I remember seeing the Hip for the first time, at the State Theater in Detroit. In their encore, they played a tune that brought the house down. At the time, I still wasn't completely familiar with the band's discography, so I couldn't quite place the song that the crowd was going nuts for. I later discovered it was "On the Verge," a shit-kicking rocker that might get a little lost among better-known ravers like "Little Bones" and "Three Pistols." "On the Verge" seems to be about someone who finds himself--or herself--in a strange community of hucksters, con artists, and charlatans but begins to find the place exciting and is "on the verge" of fitting right in. ("We got horse-throated hucksters whispered gimmicks/Rubbernecking all the curious cynics...well, I don't know what came over me/I'm too dumb for words/Well, I didn't think I'd like it here at all/But I swear I'm on the verge"). It's yet another lyric in which Gord Downie sympathetically explores the underbelly of society with its oddballs and outcasts.

"Fiddler's Green" might be the Hip's most revered song. It's a country-folk meditation on the death of Gord's young nephew. The name "Fiddler's Green" has a dual meaning. It's both a road in Ancaster, Ontario and, in mythology, an afterlife where there is eternal happiness, a fiddler who never stops playing, and dancers who never tire. A wonderfully idyllic place for a child who has left this earth too  early. The song was so emotional for Downie that the band did not play it live until 2006.

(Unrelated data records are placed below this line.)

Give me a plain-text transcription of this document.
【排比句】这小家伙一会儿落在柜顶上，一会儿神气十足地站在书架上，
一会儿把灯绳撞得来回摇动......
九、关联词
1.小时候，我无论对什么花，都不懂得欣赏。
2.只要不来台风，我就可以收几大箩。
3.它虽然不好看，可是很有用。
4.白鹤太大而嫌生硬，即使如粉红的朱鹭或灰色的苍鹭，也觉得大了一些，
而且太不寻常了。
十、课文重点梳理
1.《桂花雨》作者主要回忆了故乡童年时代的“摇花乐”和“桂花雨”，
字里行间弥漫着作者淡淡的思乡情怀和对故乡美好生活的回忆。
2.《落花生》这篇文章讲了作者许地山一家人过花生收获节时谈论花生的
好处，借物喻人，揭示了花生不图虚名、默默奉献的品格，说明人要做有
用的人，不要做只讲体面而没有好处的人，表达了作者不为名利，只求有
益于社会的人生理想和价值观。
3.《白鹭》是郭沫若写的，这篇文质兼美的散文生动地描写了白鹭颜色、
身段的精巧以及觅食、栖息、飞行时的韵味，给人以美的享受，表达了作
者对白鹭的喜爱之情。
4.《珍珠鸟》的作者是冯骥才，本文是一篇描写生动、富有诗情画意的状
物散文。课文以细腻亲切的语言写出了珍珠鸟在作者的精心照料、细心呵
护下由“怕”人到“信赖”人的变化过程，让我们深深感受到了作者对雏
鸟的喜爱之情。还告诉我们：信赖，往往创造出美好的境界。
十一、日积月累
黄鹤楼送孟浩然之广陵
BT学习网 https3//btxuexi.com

A view into the band's future arrives with Road Apples' final track, "The Last of the Unplucked Gems." It is a brief bit of folk-rock impressionism, similar to Fables of the Reconstruction-era R.E.M. Gord's inscrutable lyrics are a harbinger of the next few Hip albums, Fully Completely and especially Day For Night.

Many of the elements that made Up to Here such an energized and promising debut are also on display with Road Apples, but the songwriting is better and the music has added depth. At the same time, this is still fundamentally a bar band/roots rock album, and the band's musical influences remain obvious. The band had yet to fully develop its own signature sound.

In retrospect, it's clear that the Hip must have concluded they'd taken the road as far as it could go, and it was time for a new direction on Fully Completely, the album that would prove to be their artistic and commercial breakthrough.